おまけにハサミの使い方もよく分かってなかったようで、切り損ねたものが複数見受けられる。


「ケイン」

「な、何?」

「ハサミはこう持って、親指に力を入れるんだ、切り損ねた分はお前のバケツに入れろ」

「はい...」

「植物は傷ついた分味が落ちる。
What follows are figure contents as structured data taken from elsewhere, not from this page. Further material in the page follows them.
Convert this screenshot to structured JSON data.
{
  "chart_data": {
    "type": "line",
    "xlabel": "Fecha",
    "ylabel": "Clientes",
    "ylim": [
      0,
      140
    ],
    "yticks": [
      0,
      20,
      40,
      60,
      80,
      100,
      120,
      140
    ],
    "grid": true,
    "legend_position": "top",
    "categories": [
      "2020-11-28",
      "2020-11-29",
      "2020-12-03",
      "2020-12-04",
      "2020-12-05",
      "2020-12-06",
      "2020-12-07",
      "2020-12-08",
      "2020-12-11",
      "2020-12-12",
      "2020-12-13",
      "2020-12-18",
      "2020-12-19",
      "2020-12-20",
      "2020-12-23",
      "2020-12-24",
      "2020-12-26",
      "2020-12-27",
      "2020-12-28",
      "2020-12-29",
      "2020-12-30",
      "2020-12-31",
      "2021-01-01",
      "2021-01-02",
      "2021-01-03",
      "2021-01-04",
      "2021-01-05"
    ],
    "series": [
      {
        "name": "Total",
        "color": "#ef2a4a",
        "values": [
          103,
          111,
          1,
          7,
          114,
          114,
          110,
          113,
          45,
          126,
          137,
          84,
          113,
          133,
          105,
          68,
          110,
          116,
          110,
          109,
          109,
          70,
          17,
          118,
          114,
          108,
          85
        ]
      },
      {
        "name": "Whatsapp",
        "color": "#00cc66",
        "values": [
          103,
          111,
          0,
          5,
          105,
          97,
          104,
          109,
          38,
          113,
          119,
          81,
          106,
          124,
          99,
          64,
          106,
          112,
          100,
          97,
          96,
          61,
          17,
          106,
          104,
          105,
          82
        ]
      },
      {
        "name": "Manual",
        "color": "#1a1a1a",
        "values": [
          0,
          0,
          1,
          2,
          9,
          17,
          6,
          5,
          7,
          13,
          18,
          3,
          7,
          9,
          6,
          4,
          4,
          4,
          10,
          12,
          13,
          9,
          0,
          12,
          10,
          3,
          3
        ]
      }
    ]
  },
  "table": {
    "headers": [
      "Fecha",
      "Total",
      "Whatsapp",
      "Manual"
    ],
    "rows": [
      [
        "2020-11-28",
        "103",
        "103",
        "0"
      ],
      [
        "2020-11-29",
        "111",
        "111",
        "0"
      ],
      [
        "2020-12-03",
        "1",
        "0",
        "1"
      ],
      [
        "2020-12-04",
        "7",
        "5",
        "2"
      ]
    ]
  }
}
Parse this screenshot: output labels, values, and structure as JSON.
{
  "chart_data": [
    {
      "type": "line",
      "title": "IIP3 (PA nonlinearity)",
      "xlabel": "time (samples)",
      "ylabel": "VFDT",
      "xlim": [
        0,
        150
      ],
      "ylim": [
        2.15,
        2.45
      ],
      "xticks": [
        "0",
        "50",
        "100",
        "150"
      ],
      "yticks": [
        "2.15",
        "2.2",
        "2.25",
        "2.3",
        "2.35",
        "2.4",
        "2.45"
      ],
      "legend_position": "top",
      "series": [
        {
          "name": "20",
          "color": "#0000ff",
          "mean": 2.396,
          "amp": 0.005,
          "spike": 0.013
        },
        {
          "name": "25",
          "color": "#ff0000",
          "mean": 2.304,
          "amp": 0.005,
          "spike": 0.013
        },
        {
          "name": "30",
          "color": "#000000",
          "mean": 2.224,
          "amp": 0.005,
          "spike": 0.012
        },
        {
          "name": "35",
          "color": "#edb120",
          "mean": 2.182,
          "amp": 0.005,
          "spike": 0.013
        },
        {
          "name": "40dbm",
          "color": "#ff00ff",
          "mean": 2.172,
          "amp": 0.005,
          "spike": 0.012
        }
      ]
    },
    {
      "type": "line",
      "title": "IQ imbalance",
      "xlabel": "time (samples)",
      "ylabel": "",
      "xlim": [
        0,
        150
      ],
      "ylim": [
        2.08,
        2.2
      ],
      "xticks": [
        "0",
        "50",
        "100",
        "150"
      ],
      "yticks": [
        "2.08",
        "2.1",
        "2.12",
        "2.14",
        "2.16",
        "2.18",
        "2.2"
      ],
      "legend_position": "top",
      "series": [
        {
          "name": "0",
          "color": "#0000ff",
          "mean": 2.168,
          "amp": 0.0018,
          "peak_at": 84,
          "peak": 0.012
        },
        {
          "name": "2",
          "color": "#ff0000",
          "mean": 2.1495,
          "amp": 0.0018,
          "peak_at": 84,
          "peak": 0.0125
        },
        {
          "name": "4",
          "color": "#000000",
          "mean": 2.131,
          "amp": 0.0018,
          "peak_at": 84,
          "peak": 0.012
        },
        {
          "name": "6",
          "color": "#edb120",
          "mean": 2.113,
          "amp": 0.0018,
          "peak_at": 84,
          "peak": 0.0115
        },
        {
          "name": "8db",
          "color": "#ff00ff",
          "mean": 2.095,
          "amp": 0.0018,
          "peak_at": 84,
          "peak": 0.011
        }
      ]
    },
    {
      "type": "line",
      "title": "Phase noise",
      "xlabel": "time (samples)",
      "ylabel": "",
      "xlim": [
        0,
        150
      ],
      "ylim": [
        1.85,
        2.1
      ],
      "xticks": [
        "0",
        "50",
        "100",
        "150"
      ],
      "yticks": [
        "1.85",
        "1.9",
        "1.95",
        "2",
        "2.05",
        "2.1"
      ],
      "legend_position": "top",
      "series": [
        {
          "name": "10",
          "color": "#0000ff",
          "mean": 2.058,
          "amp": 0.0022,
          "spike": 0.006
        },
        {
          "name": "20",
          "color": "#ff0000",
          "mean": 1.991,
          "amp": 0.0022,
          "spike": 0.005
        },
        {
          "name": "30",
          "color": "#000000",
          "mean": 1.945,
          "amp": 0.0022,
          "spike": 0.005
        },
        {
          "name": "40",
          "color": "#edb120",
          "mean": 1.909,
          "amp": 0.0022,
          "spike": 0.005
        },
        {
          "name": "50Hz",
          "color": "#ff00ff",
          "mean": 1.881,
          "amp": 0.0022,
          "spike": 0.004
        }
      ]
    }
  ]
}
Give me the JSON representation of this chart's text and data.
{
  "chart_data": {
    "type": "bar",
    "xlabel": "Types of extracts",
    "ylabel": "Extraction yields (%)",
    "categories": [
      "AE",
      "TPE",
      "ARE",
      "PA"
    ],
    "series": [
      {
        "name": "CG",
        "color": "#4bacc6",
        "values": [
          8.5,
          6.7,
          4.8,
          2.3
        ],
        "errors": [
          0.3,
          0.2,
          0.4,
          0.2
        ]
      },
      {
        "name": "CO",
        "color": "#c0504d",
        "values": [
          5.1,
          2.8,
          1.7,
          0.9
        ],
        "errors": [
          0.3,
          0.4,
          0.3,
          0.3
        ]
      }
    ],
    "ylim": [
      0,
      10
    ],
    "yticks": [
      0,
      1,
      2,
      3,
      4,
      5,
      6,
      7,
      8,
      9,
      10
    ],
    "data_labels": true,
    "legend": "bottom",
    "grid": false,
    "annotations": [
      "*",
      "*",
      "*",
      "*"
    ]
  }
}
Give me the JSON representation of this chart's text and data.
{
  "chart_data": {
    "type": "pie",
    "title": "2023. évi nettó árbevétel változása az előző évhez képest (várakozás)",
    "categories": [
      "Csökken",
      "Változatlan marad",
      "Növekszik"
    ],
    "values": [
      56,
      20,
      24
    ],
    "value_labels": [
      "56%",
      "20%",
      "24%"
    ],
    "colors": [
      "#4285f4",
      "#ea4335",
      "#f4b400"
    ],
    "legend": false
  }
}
切る時は責任を持ってやれ」


多分お兄ちゃんならそう言うだろう、お兄ちゃんは万物の生命に慈しみを向けているだろうから。

ケインを置いて森を探索すると、アリアとソフがいた。

アリアがソフを持ち上げているものの、高い枝に生っている果物に届かないようだ。


「ソフ、俺の上に乗れ」

「そっ、そんな...畏れ多いです!」

「いいから乗れ、高い場所に刃物を持って上がるのは危険だ」


私はソフを肩の上に乗せ、高い枝に届かせた。


「ゆっくり切るといい、そう難しくは無いはずだ」

「はい...!」


何かを切るような音が響き、「あっ」と小さな声と共に果物が落ちてきた。

ソフを振り落とさないように、それをキャッチする。


「次は落とすな」

「はいっ!」


私はその後、終わるまでソフとアリアの果物狩りを手伝ってあげた。

補助器具とかないのかなと思ったけれど、そもそも子連れが来ることもほぼ無いそうだ。


「では、皆様の取っていただいた果物はこちらで加工し、お届けさせていただきますね」


私とファイスは適当に好きな物を、アリアとソフは高い場所に生えていたリンゴみたいなやつを、ケインは何でもかんでも、ノルスは糖度が高い物を集中的に狙って取っていた。

それぞれ種類ごとに分けた上で、個人の名前付きの缶に詰めて送ってくれるらしい。


「ありがとうございました〜」


そして。

終始楽しそうだったガイドに見送られ、私達はコロニーを離れるのであった。